世界16連覇、個人戦200連勝を達成し、来年のリオデジャネイロ五輪出場をほぼ手中にした女子レスリングの吉田沙保里。今回の世界選手権が行われているラスベガスに集まった取材陣から、強いだけでなく取材への対応も素晴らしいと絶賛されている。
「来年のリオ五輪予選ということで、初めてレスリングを取材しているのですが、レスリング選手がこちらの素人丸出しな質問にもいやな顔ひとつせず答えてくれることに驚きました。
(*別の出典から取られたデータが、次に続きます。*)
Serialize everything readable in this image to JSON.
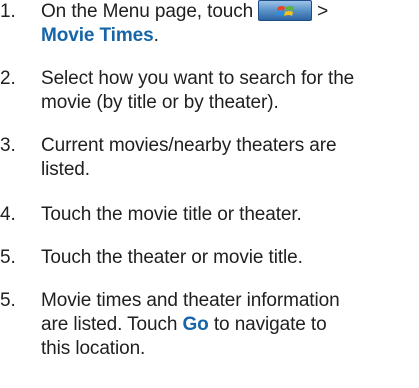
{
  "steps": [
    {
      "number": "1.",
      "text_before": "On the Menu page, touch",
      "icon": "windows-flag-menu-icon",
      "text_after": ">",
      "highlight": "Movie Times",
      "text_end": "."
    },
    {
      "number": "2.",
      "line1": "Select how you want to search for the",
      "line2": "movie (by title or by theater)."
    },
    {
      "number": "3.",
      "line1": "Current movies/nearby theaters are",
      "line2": "listed."
    },
    {
      "number": "4.",
      "line1": "Touch the movie title or theater."
    },
    {
      "number": "5.",
      "line1": "Touch the theater or movie title."
    },
    {
      "number": "5.",
      "line1": "Movie times and theater information",
      "line2_before": "are listed. Touch",
      "highlight": "Go",
      "line2_after": "to navigate to",
      "line3": "this location."
    }
  ]
}
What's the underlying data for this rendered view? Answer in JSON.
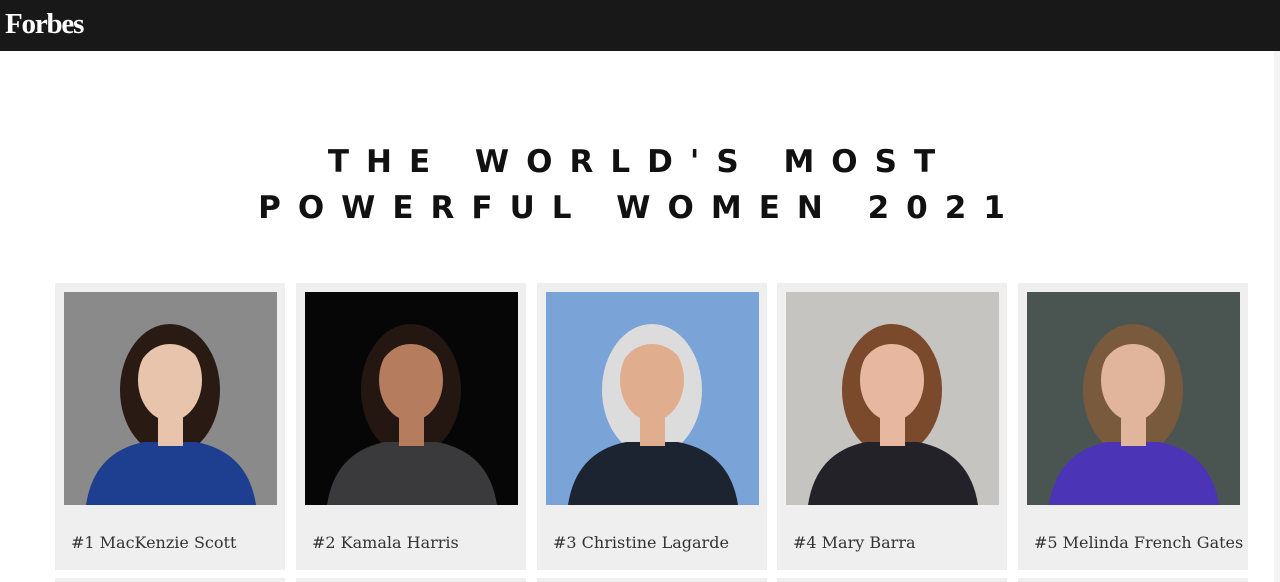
{
  "header": {
    "logo": "Forbes"
  },
  "page": {
    "title_line1": "THE WORLD'S MOST",
    "title_line2": "POWERFUL WOMEN 2021"
  },
  "list": [
    {
      "name": "#1 MacKenzie Scott",
      "photo": "portrait-mackenzie-scott",
      "bg": "#8a8a8a",
      "hair": "#2a1a14",
      "outfit": "#1e3f8f",
      "skin": "#e9c4ad"
    },
    {
      "name": "#2 Kamala Harris",
      "photo": "portrait-kamala-harris",
      "bg": "#060606",
      "hair": "#241712",
      "outfit": "#3a3a3c",
      "skin": "#b57d5d"
    },
    {
      "name": "#3 Christine Lagarde",
      "photo": "portrait-christine-lagarde",
      "bg": "#7aa3d8",
      "hair": "#dcdcdc",
      "outfit": "#1d2431",
      "skin": "#e1ad8f"
    },
    {
      "name": "#4 Mary Barra",
      "photo": "portrait-mary-barra",
      "bg": "#c6c4c0",
      "hair": "#7b4a2c",
      "outfit": "#222228",
      "skin": "#e7b79f"
    },
    {
      "name": "#5 Melinda French Gates",
      "photo": "portrait-melinda-french-gates",
      "bg": "#4a5552",
      "hair": "#7a5a3c",
      "outfit": "#4b34b5",
      "skin": "#e0b59c"
    }
  ]
}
吉田さんなんて、何百回と同じことをきかれているだろうに、うんざりという表情すらしない。
スポーツ選手を取材するとき基本的なことをきくと、露骨にいやな顔をする選手もいます。『ウィキペディアを見てくださいよ』と言われたこともあります。質問の大半に『話したくないんで』としか返さない人も。ウィキペディアはあてにならないし、確認も兼ねた質問なんですけどね。国民栄誉賞をもらっている吉田さんがこれだけの対応をしているのに、なんでわざわざ不愉快な態度をとるんですかね」(全国紙のスポーツ担当記者)
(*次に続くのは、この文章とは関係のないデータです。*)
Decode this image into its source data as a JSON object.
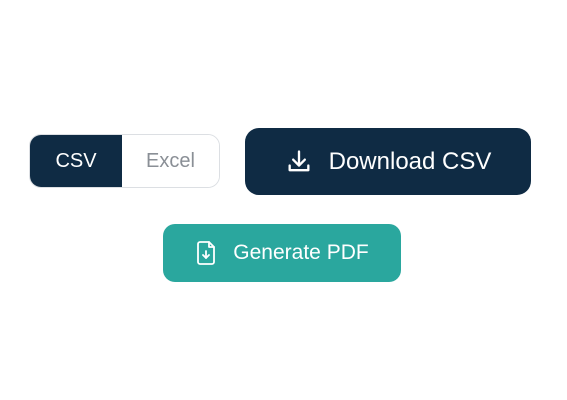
{
  "format_toggle": {
    "options": [
      {
        "label": "CSV",
        "selected": true
      },
      {
        "label": "Excel",
        "selected": false
      }
    ]
  },
  "download_button": {
    "label": "Download CSV",
    "icon": "download-icon"
  },
  "generate_pdf_button": {
    "label": "Generate PDF",
    "icon": "file-download-icon"
  },
  "colors": {
    "primary_dark": "#0f2b44",
    "accent_teal": "#2aa79e",
    "inactive_text": "#8a8f96",
    "toggle_border": "#dcdfe3",
    "background": "#ffffff"
  }
}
吉田のような態度の対極にあるのが、すべてではないがプロ野球選手だとスポーツ担当記者たちは口々にいう。なかにはギャラ(出演料)が発生しない取材は受け答えしなくてもかまわないと指示する球団もあり、試合後の囲み取材すらあからさまに嫌がる選手も。取材にだけでなくファンへの対応が素晴らしいプロ野球選手が話題になるのは、そうでない選手が少なくないからだ。吉田の対応は、彼らに並ぶ神対応ぶりだ。
さらに吉田がぬきんでているのは、失礼だと怒り出すかもしれない問いかけにも、ときには笑いを交えながら受け答えする懐の深さだ。
「世界選手権前の女子レスリング全日本合宿取材公開日が、ちょうど女子サッカーの澤穂希さんが結婚を発表して間もないときでした。当然、吉田さんにも同様の質問が出ます。すると『(交際男性が)いないって知ってるくせにぃ(笑)。だからって男が嫌いなわけじゃないですからね。好きですからね!』とリップサービスまでしてくれる。あんなにいい子なのに、なんで彼氏ができないのかわからないですよ」(スポーツ紙記者)
五輪4連覇というとんでもない記録を達成したとしても、吉田沙保里の神対応は変わらなさそうだ。